'Sardar Udham': Shoojit Sircar delivers brilliant recreation of colonial horrors
In his first biopic, Sardar Udham, Shoojit Sircar does exactly what is expected of him. While retelling the story of a relatively lesser-known revolutionary, the filmmaker presents us with a realistic tale of a man battered by a heartbreaking tragedy. The revolutionary is not jingoistic but clear and logical in his ideologies. Vicky Kaushal in the lead gives a nuanced performance. Here's our review.
The 162-minute film focuses on Udham Singh's fight for independence, his struggles with morals and ideals, and ultimately his revenge. Singh had carried the burden of witnessing the death of hundreds in the 1919 Jallianwala Bagh massacre for two decades. Finally, he had avenged his people by killing the man who sanctioned the killings, Michael O'Dwyer, in 1940 in London.
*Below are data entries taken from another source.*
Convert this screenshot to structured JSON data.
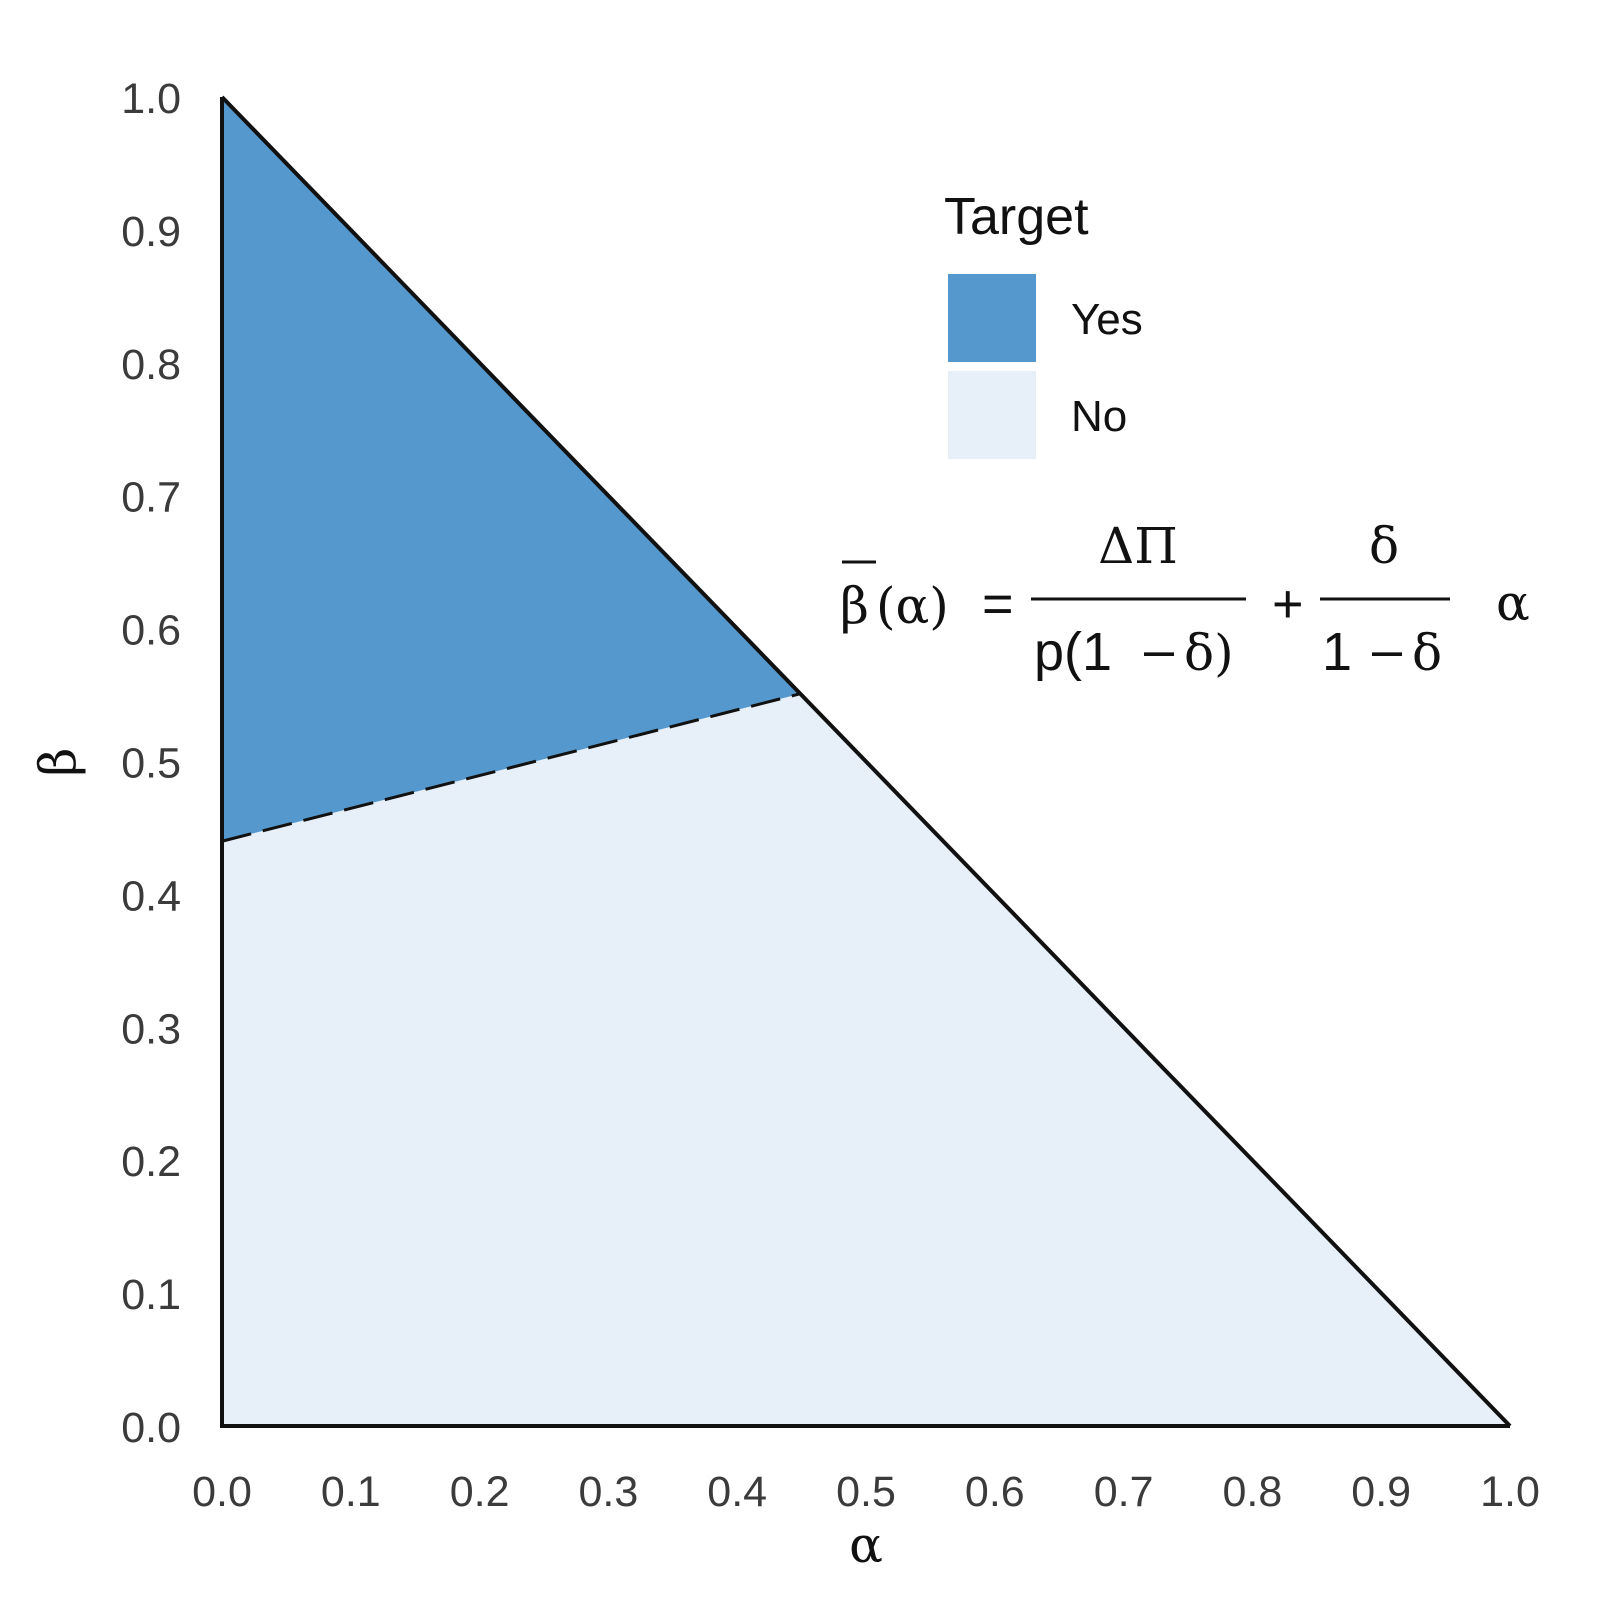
{
  "chart_data": {
    "type": "area",
    "title": "",
    "xlabel": "α",
    "ylabel": "β",
    "xlim": [
      0,
      1
    ],
    "ylim": [
      0,
      1
    ],
    "x_ticks": [
      "0.0",
      "0.1",
      "0.2",
      "0.3",
      "0.4",
      "0.5",
      "0.6",
      "0.7",
      "0.8",
      "0.9",
      "1.0"
    ],
    "y_ticks": [
      "0.0",
      "0.1",
      "0.2",
      "0.3",
      "0.4",
      "0.5",
      "0.6",
      "0.7",
      "0.8",
      "0.9",
      "1.0"
    ],
    "grid": false,
    "legend": {
      "title": "Target",
      "position": "top-right",
      "entries": [
        {
          "label": "Yes",
          "color": "#5598cd"
        },
        {
          "label": "No",
          "color": "#e7eff8"
        }
      ]
    },
    "regions": [
      {
        "name": "Yes",
        "color": "#5598cd",
        "polygon": [
          [
            0,
            0.44
          ],
          [
            0,
            1.0
          ],
          [
            0.449,
            0.551
          ]
        ]
      },
      {
        "name": "No",
        "color": "#e7eff8",
        "polygon": [
          [
            0,
            0
          ],
          [
            1.0,
            0
          ],
          [
            0.449,
            0.551
          ],
          [
            0,
            0.44
          ]
        ]
      }
    ],
    "lines": [
      {
        "style": "solid",
        "points": [
          [
            0,
            1.0
          ],
          [
            1.0,
            0
          ]
        ]
      },
      {
        "style": "dashed",
        "points": [
          [
            0,
            0.44
          ],
          [
            0.449,
            0.551
          ]
        ]
      }
    ],
    "annotation": {
      "lhs_symbol": "β",
      "lhs_arg": "(α)",
      "equals": "=",
      "frac1_num": "ΔΠ",
      "frac1_den_left": "p(1",
      "frac1_den_minus": "–",
      "frac1_den_right": "δ)",
      "plus": "+",
      "frac2_num": "δ",
      "frac2_den_left": "1",
      "frac2_den_minus": "–",
      "frac2_den_right": "δ",
      "tail": "α"
    }
  }
}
The plot is simple and we have had many movies on the massacre. But like other slices of history, the incident is also simply an event of the past for many who didn't personally know the horror. Sircar painstakingly recreates the horror on-screen with his art directors Mansi Mehta and Dmitriy Malich so raw that the last 30 minutes become difficult to sit through.
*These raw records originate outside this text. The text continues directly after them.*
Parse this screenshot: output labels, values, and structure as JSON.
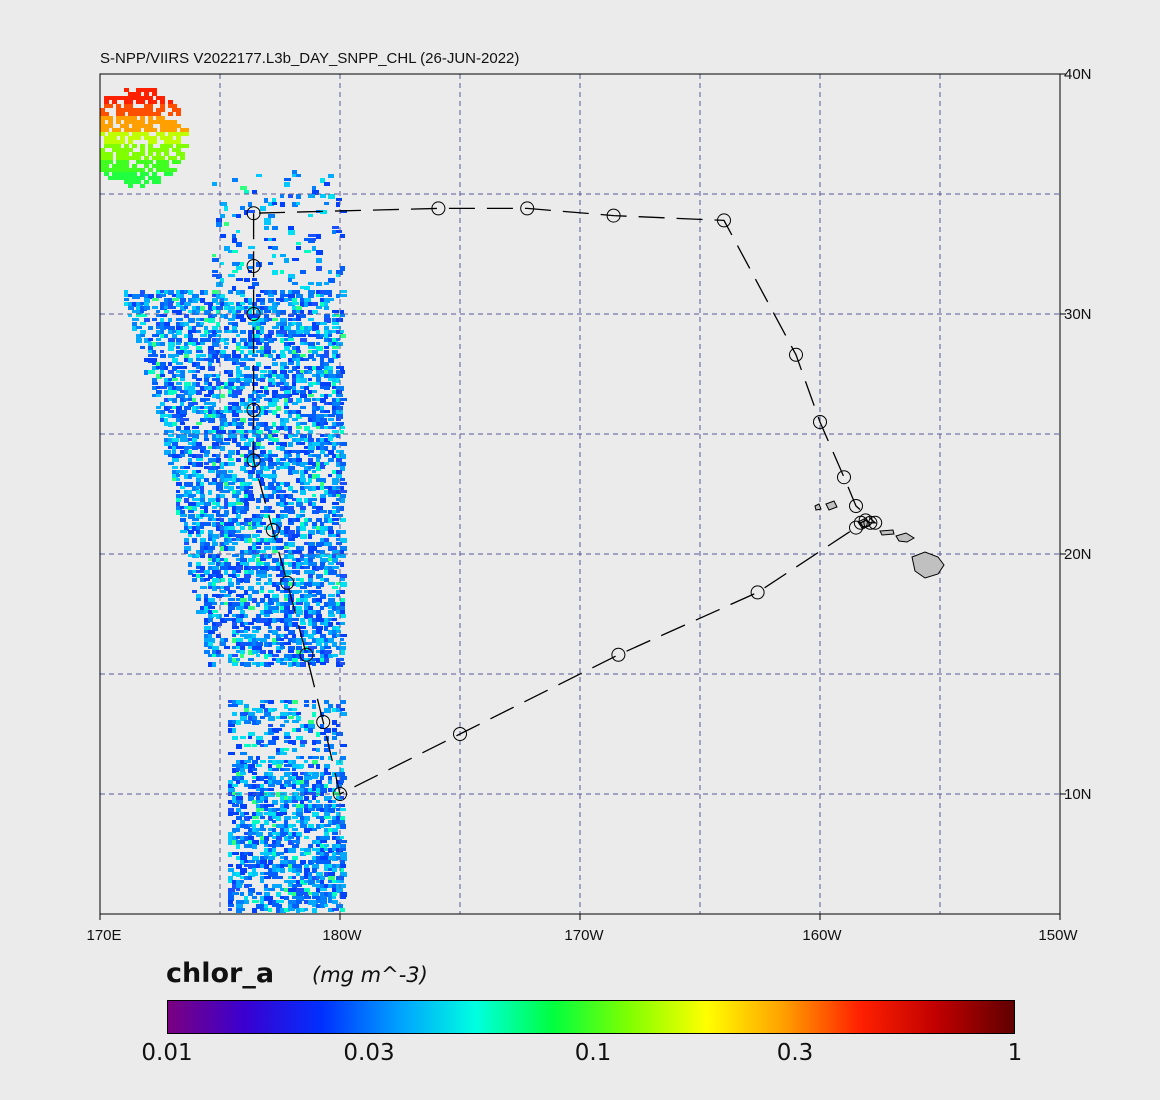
{
  "title": "S-NPP/VIIRS V2022177.L3b_DAY_SNPP_CHL (26-JUN-2022)",
  "map": {
    "lon_range": [
      170,
      210
    ],
    "lat_range": [
      5,
      40
    ],
    "lat_labels": [
      "40N",
      "30N",
      "20N",
      "10N"
    ],
    "lon_labels": [
      "170E",
      "180W",
      "170W",
      "160W",
      "150W"
    ],
    "grid_color": "#5a5a9a",
    "land_color": "#c0c0c0"
  },
  "colorbar": {
    "variable": "chlor_a",
    "units": "(mg m^-3)",
    "tick_labels": [
      "0.01",
      "0.03",
      "0.1",
      "0.3",
      "1"
    ],
    "scale": "log",
    "range": [
      0.01,
      1
    ],
    "colors": [
      "#7a0080",
      "#3a00d0",
      "#0030ff",
      "#00a0ff",
      "#00ffe0",
      "#00ff40",
      "#80ff00",
      "#ffff00",
      "#ffa000",
      "#ff2000",
      "#c00000",
      "#600000"
    ]
  },
  "cruise_track": {
    "line_style": "dashed",
    "stations": [
      [
        176.4,
        34.2
      ],
      [
        176.4,
        32.0
      ],
      [
        176.4,
        30.0
      ],
      [
        176.4,
        26.0
      ],
      [
        176.4,
        23.9
      ],
      [
        177.2,
        21.0
      ],
      [
        177.8,
        18.8
      ],
      [
        178.6,
        15.8
      ],
      [
        179.3,
        13.0
      ],
      [
        180.0,
        10.0
      ],
      [
        185.0,
        12.5
      ],
      [
        191.6,
        15.8
      ],
      [
        197.4,
        18.4
      ],
      [
        201.5,
        21.1
      ],
      [
        201.7,
        21.3
      ],
      [
        201.9,
        21.4
      ],
      [
        202.1,
        21.3
      ],
      [
        202.3,
        21.3
      ],
      [
        201.5,
        22.0
      ],
      [
        201.0,
        23.2
      ],
      [
        200.0,
        25.5
      ],
      [
        199.0,
        28.3
      ],
      [
        196.0,
        33.9
      ],
      [
        191.4,
        34.1
      ],
      [
        187.8,
        34.4
      ],
      [
        184.1,
        34.4
      ]
    ]
  }
}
Sircar, who envisioned making a film on the Jallianwala Bagh massacre 20 years ago, focuses on Singh, a man who waited 20 years to attain peaceful sleep. It is perhaps the weight of these waitings that make the film paced the way it is. In many scenes, you might feel the narration is slow but patience is what makes the watching experience richer.
Given the majority of the dialogue is in English (British English at that) and the movie is nearly three-hour-long, going OTT with the release is the correct choice. Interestingly, Sircar again casts Banita Sandhu in a voice-less role after October. Amol Parashar charms immediately just like the character he is playing. Sardar Udham is now streaming on Amazon Prime Video. Verdict: It gets 3.5/5.